Serena ha iniziato a seguirti. Che male c'è?
Chiara Anna Montesardoa - 08-08-2020


Fine luglio. Precaria, ergo disoccupata. Scorro distratta e svogliata le storie Instagram dal mio
smartphone, seduta sul dondolo della casa al mare dei miei e incappo in una storia fighissima
di Serena, una mia studentessa che ha iniziato a seguirmi sui social alla fine dell'anno
scolastico. Non si fa! Direbbero i ben pensanti, ma la scuola è finita, chissà se lì ci tornerò più
e la didattica a distanza ha scombussolato tutto. Ma poi, alla fine, che male c'è?
È una serata estiva qualunque e mi annoio, ma mi accorgo che la mia noia adulta è una dolce
compagnia, che consola una giornata particolarmente faticosa, non è un'inquietante mancanza
di qualcosa. Quindi, mi gusto le storie di Serena con tenerezza e penso a come possano
sentirsi gli adolescenti, che l'inquietudine ce l'hanno sempre a portata di mano, così come la
costante mancanza di qualcosa. Se anche loro ora sono sdraiati su un dondolo, di certo
chattano, guardano video, condividono contenuti dal loro smartphone. Poi assistono
all'ostentazione del bello e della perfezione sui i social, scorrono tante storie fighissime su
Instagram, proprio come quelle di Serena, o dell'ultima influencer di turno, fatte di vacanze,
serate, spiagge, stili di vita spinti spesso oltre le reali possibilità economiche: locali, alcolici,
vestiti sempre diversi ogni sera. Il tutto in barba al social distancing, ma questa è un'altra
storia. Empatizzo con loro e con la piccola me, pensando a come si sarebbe sentita la me
adolescente, isolata e annoiata nel giardino della casa al mare dei suoi che però lei,
insofferente, aveva soprannominato "Casa nella prateria", a causa di un certo pruriginoso
isolamento estivo.
Sono giovane e mi considero abbastanza social, ma capisco che è tutto cambiato: i ragazzi
cercano attenzioni e approvazione, ma necessitano intento di estremo e silenziosissimo
controllo, hanno bisogno di essere accompagnati da guide esperte e non giudicanti. Da qui
l'urgenza tutta nuova di vedere i social network da una nuova prospettiva, tutta educativa.
Queste cose inutili sono roba seria! Una questione che da giovani insegnanti dovremmo
affrontare in maniera sempre più massiva e consapevole.

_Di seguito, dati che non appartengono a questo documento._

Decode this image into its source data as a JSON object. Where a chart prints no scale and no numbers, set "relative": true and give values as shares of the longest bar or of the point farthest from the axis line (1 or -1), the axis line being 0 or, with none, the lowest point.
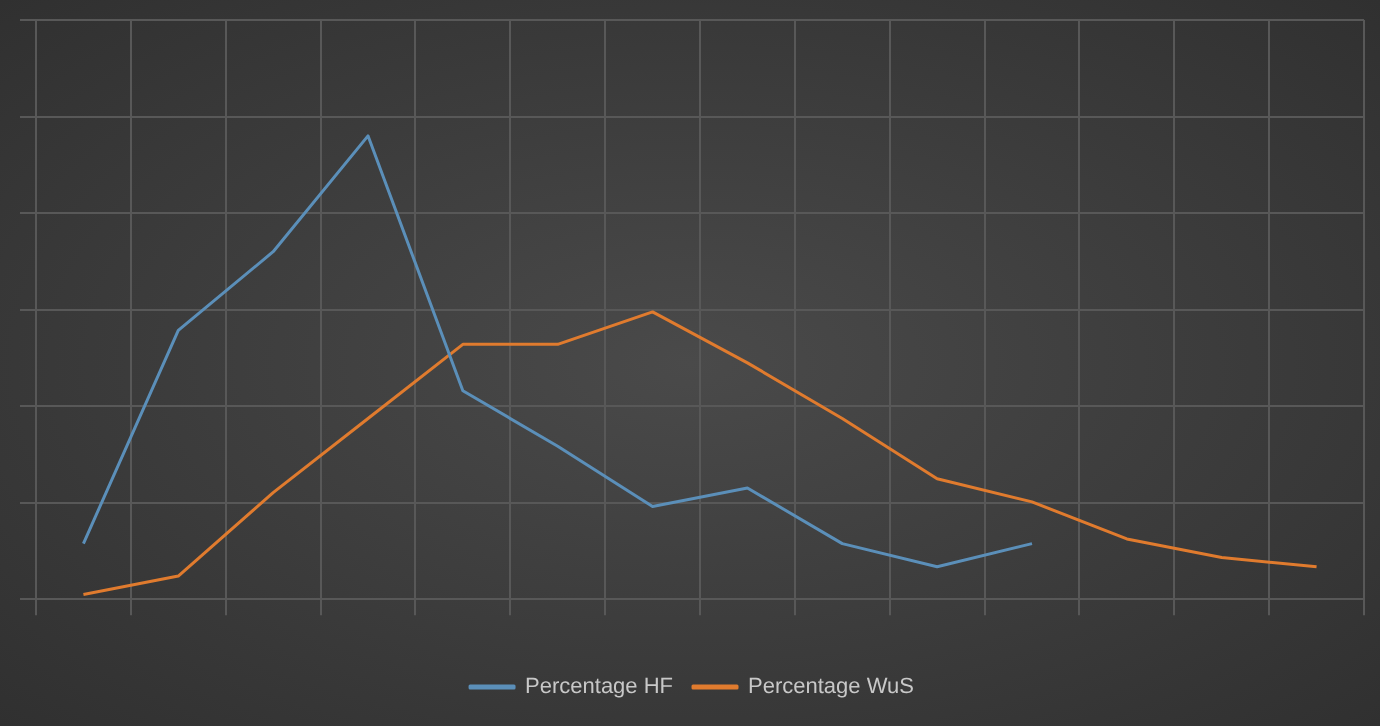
{
  "chart_data": {
    "type": "line",
    "relative": true,
    "categories": [
      null,
      null,
      null,
      null,
      null,
      null,
      null,
      null,
      null,
      null,
      null,
      null,
      null,
      null
    ],
    "series": [
      {
        "name": "Percentage HF",
        "color": "#5b8fb9",
        "values": [
          0.12,
          0.58,
          0.75,
          1,
          0.45,
          0.33,
          0.2,
          0.24,
          0.12,
          0.07,
          0.12,
          null,
          null,
          null
        ]
      },
      {
        "name": "Percentage WuS",
        "color": "#e07b2e",
        "values": [
          0.01,
          0.05,
          0.23,
          0.39,
          0.55,
          0.55,
          0.62,
          0.51,
          0.39,
          0.26,
          0.21,
          0.13,
          0.09,
          0.07
        ]
      }
    ],
    "grid": true,
    "legend": "bottom",
    "marker": "none",
    "line_style": "solid"
  }
}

È importante che i ragazzi abbiano una concreta e reale competenza digitale, sì, proprio
come quella che gli adulti non hanno. Non si tratta solo di imparare ad accendere e spegnere
un PC o copiare e incollare da Wikipedia un articolo sulla barbabietola da zucchero per poi
spacciarlo al professore come ricerca. Si tratta di avere la piena consapevolezza delle
potenzialità e dei pericoli legati all'uso di una connessione Internet: il diritto a proteggere la
propria privacy, il rischio di essere adescati in chat, il revenge porn, il cyberbullismo.
Non scandalizziamoci: per capire un problema, bisogna conoscerlo. E per insegnare o meglio
guidare i nostri studenti verso l'acquisizione di una competenza è necessario prima di ogni
cosa verificare i prerequisiti, e quindi osservare, osservare tanto.

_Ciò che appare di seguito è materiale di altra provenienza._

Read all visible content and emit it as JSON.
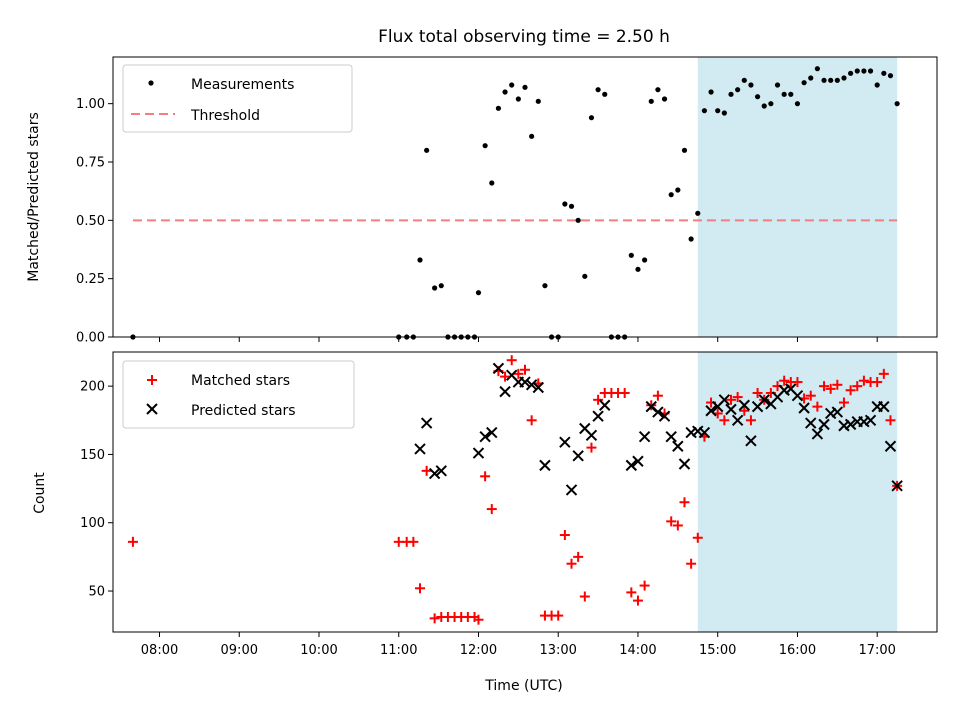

Dunque, che male c'è se Serena ha iniziato a seguirmi su Instagram? La seguo anch'io, così la
osservo meglio e capisco tanto di lei, del suo mondo, del tipo di attenzione che vuole attirare.
Internet e i social network sono una realtà ormai imprescindibile che non possiamo più
demonizzare, dobbiamo conviverci, usarli insieme ai nostri ragazzi, scoprirne le diverse
funzionalità. Infine, dovremmo spiegare loro "la differenza, se c'è, tra la vita reale e la vita al
cellulare", come dice il cantautore Brunori SAS in Lamezia Milano.Dovremmo conoscere il linguaggio persuasivo dei social e la struttura del loro fascino così programmato, ma non prima di aver conosciuto i nostri ragazzi, capire ciò che vedono e cosa potrebbero provare nel vederlo. Più che indignarci per la loro condotta e dire che i tempi sono cambiati, spieghiamo come essere pienamente padroni dello strumento digitale, come si può giocare coi social, senza subirli. Spieghiamo che è sempre tutto così artificiale, tutto molto più vuoto di quanto credano, che la vita sarà anche fatta dalle storie Instagram di Serena, ma che quella più bella è fatta di gioie che nascono dagli incontri reali e da piccoli sacrifici quotidiani che ripagano molto di più di un centinaio di visualizzazioni. 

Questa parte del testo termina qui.